I think it has fundamental DX benefits over python for complex prompt chaining (or I wouldn't be building it!) Even still -- if their focus is purely on AI, python is still the better choice starting from scratch. The python AI ecosystem has many more libraries, stack overflow answers, tutorials, etc available.

Before you settle on JavaScript (which, by all means, is quite useful) you may want to decide how seriously you take the talk of "AI era". In AI and machine learning, Python rules.
> Learn vanilla JS instead

Then learn TypeScript.

Python is a popular choice due to its extensive libraries like TensorFlow and PyTorch. If you're into data manipulation, R is great. For performance, languages like C++ and Julia are valuable. Remember, the language is a tool; understanding AI concepts matters more.

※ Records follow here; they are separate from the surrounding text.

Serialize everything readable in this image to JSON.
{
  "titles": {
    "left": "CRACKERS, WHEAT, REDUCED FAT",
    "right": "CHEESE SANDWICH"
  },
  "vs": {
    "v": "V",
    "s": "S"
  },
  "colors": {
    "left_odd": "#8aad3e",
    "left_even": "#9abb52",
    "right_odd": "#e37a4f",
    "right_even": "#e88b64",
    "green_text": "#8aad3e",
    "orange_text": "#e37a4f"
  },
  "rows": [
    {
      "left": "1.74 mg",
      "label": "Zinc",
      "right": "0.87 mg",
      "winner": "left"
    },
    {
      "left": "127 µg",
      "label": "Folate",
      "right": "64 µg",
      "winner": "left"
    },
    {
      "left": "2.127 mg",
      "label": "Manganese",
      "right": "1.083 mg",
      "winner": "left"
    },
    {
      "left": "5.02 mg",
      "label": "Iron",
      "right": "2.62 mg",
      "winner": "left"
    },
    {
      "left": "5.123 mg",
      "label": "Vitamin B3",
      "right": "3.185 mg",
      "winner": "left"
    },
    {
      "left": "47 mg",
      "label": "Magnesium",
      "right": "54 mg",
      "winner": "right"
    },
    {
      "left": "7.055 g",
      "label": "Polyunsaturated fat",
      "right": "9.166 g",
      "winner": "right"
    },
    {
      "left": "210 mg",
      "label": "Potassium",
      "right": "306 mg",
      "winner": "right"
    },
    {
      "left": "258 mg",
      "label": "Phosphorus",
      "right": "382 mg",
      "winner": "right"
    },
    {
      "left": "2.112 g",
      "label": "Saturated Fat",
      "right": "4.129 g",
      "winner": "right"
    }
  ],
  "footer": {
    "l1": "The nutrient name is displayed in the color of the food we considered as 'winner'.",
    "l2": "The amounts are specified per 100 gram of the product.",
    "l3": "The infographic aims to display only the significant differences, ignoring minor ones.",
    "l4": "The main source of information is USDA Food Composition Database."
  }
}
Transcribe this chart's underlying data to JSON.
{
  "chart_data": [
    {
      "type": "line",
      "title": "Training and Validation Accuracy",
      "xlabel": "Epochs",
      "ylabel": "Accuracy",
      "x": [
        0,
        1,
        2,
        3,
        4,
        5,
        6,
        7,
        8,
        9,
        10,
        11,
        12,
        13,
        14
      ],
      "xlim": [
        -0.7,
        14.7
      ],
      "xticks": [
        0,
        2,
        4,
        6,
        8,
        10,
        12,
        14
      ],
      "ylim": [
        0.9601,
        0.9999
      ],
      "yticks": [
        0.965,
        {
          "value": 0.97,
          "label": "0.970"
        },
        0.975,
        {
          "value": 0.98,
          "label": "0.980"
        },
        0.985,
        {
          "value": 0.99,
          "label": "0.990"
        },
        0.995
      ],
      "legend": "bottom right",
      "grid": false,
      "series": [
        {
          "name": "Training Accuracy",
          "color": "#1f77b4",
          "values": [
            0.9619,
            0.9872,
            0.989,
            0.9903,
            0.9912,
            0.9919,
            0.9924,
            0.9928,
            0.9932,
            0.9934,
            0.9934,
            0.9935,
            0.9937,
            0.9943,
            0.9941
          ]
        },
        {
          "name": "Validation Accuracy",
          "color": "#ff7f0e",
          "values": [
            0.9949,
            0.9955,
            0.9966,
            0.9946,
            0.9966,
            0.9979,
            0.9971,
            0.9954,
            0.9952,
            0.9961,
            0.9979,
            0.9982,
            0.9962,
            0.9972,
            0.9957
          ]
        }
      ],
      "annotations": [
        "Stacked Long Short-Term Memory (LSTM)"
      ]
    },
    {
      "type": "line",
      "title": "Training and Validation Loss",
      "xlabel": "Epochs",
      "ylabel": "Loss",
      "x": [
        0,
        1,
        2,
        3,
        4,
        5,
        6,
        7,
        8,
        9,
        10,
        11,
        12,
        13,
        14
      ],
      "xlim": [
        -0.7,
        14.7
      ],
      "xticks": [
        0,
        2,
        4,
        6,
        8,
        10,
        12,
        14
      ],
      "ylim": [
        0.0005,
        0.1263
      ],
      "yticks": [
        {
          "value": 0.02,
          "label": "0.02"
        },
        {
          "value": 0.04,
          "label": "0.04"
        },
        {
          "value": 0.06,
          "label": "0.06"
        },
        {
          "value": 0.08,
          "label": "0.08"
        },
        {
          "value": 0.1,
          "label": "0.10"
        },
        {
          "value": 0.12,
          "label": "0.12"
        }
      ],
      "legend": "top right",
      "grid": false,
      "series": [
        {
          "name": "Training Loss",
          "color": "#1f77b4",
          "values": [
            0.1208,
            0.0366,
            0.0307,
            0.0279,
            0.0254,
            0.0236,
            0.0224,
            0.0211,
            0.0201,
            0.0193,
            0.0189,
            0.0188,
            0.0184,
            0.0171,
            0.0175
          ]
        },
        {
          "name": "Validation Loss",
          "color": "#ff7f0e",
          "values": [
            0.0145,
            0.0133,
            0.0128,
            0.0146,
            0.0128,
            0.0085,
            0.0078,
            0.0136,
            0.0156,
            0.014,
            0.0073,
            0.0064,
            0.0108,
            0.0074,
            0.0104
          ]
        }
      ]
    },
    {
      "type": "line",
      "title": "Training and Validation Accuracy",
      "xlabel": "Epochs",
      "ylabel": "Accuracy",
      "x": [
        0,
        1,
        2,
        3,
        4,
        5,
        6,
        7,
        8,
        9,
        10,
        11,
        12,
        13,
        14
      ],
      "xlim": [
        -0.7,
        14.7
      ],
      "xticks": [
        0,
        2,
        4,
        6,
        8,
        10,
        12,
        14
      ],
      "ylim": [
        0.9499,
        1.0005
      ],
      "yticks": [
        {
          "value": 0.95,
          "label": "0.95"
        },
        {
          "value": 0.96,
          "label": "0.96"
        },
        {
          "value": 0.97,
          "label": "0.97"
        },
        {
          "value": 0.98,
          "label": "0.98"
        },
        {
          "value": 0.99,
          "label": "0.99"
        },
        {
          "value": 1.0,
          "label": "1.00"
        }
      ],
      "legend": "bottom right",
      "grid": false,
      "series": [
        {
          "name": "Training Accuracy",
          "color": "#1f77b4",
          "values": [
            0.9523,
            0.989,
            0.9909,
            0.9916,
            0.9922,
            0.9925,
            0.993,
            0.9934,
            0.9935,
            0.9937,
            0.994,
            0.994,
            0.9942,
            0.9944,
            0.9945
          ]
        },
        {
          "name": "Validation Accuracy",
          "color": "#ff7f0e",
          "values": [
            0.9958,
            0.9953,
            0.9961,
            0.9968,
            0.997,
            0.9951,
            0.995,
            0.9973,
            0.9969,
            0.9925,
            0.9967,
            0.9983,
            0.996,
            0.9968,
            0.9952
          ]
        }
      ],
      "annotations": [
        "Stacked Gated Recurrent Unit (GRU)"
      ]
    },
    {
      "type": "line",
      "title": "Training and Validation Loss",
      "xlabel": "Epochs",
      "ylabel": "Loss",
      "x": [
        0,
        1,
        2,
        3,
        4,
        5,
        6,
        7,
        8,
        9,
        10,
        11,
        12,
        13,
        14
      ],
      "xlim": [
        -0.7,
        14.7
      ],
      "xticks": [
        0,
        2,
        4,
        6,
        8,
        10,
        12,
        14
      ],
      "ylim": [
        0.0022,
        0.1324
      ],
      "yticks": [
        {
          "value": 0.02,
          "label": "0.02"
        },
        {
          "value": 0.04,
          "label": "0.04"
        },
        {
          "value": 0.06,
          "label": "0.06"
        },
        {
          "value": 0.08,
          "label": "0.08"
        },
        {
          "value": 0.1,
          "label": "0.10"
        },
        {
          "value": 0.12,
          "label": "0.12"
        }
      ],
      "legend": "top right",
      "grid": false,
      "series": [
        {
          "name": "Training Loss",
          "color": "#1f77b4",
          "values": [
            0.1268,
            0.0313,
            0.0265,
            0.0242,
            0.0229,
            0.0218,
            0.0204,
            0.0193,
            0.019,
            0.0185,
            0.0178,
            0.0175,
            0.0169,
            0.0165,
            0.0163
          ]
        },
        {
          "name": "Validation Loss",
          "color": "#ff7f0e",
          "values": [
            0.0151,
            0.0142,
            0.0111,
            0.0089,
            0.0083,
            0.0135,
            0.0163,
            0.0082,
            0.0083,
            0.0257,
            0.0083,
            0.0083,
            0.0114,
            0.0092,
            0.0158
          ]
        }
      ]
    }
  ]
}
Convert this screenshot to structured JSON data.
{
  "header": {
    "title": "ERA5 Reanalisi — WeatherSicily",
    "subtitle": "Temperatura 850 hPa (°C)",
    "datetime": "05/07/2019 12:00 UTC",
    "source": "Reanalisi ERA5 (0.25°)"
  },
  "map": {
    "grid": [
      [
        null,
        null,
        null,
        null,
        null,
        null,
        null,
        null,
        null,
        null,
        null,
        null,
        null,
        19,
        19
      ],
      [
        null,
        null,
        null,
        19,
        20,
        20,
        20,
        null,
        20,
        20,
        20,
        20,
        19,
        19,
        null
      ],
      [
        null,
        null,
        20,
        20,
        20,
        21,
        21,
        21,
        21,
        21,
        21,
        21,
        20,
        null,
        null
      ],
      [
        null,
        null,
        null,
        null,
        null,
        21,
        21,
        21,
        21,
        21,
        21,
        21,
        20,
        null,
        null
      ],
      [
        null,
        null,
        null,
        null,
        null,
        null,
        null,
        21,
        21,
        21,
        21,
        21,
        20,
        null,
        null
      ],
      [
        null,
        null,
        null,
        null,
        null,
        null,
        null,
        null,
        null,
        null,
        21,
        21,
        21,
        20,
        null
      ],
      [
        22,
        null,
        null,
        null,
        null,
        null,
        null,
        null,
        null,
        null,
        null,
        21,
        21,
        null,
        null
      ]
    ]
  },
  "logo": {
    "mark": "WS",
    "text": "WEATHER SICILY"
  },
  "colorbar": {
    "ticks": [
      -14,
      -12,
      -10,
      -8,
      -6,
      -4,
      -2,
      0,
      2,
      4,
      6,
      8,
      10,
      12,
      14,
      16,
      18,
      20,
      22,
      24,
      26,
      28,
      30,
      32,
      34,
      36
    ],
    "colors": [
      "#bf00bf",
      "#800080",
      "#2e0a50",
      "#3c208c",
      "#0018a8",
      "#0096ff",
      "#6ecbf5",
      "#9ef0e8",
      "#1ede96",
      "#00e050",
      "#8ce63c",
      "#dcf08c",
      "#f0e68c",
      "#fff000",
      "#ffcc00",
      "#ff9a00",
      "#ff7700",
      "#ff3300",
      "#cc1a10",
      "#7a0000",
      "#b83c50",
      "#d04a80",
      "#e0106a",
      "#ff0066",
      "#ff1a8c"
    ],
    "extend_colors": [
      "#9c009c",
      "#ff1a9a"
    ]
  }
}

Start with one that aligns with your goals and explore from there!

I doubt performance is better writing in C++ or Julia by an average programmer. Libraries such as tensorflow or numpy are highly optimized and pass heavy stuff to C, Fortran or similar.
In all honesty, the language is almost irrelevant. It's the technology and use that is critical.

Instead of learning React, focus on building websites (learn SSR, CSR, etc). Become familiar with different techniques for it.

Will you learn Python in the process of learning to build websites? Probably. Is it necessary? Nope.

Do you have any programming experience? If so, you really shouldn’t have to “learn” python in any serious sense of the word. It shouldn’t take much more than a solid afternoon to be able to use much of the language.
I am familiar with PHP, JS and was able to create basic to moderate complexity things like CMS 5-7 years ago. Thank you for the advice
Go is a small language that is widely used and easy to pick up.